Yesterday I went to the mall and bought some drugstore makeup that was on sale. The matte lipstick, micellar water, and foundation were very affordable; I only paid about PhP800, or USD16. Now imagine the prices of cosmetics and beauty services increased by anywhere from 10 to 30% in taxes!
There is a proposed bill with an amendment on excise taxes being charged on non-essential goods (like jewelry, perfumes, and other luxury items), by Ako Bicol Partylist Representative Rodel Batocabe. In her blog, Liz Lanuzo of Project Vanity quotes him as stating, “…Any increase of price for beauty and cosmetic products and services shall only be shouldered by those who choose to and can afford it,” and “…Raising the 20 percent excise tax on perfume and toilet waters to 30 percent would be preferable than any rise on our fuel prices.”

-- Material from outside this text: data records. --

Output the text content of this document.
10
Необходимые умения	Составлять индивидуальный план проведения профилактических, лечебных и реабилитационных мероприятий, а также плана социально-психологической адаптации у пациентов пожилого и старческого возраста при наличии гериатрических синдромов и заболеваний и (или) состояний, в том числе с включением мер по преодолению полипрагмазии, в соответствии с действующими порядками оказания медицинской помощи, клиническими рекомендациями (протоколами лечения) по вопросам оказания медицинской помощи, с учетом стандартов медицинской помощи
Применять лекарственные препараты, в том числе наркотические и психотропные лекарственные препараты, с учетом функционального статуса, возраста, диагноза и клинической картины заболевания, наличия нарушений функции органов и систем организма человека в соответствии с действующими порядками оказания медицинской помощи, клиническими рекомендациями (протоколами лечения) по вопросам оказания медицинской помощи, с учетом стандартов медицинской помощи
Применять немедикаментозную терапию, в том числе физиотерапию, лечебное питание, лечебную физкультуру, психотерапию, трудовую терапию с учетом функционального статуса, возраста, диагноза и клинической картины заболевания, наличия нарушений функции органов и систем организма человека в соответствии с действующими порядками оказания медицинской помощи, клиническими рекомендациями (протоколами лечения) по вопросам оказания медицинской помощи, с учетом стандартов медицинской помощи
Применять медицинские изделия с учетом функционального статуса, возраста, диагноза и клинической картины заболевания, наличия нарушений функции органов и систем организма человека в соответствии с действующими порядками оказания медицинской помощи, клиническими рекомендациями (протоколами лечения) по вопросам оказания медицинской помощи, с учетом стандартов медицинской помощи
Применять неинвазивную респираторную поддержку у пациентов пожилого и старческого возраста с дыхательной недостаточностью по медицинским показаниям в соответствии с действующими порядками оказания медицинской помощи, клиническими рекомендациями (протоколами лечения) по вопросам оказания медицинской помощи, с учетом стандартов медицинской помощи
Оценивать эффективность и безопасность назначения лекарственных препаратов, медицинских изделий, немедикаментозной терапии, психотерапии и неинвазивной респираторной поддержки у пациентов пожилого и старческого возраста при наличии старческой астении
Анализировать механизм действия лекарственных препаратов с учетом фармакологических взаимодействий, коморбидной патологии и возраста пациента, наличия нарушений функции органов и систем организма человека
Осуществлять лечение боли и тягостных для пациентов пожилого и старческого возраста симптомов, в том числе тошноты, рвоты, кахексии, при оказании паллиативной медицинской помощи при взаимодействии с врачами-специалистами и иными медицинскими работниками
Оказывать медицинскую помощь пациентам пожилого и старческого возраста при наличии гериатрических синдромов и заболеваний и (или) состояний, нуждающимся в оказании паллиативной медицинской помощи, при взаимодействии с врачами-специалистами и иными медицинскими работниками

Senator Sherwin Gatchalian says the proposed vanity tax is “discriminatory to women”, and “not a viable alternative to excise taxes on fuel”. He is thinking of the welfare of working-class women, like sales ladies and office workers, for whom increased cosmetics prices would be burdensome.
Meanwhile the Department of Finance says that a vanity tax is not part of proposed tax reform packages being pitched to Congress.
The hashtag #DontTaxMyBeauty took off on social media. Here’s what people have to say. I hope Batocabe’s bill will not be passed.
UPDATE: Batocabe withdrew his bill! All the protest and uproar worked!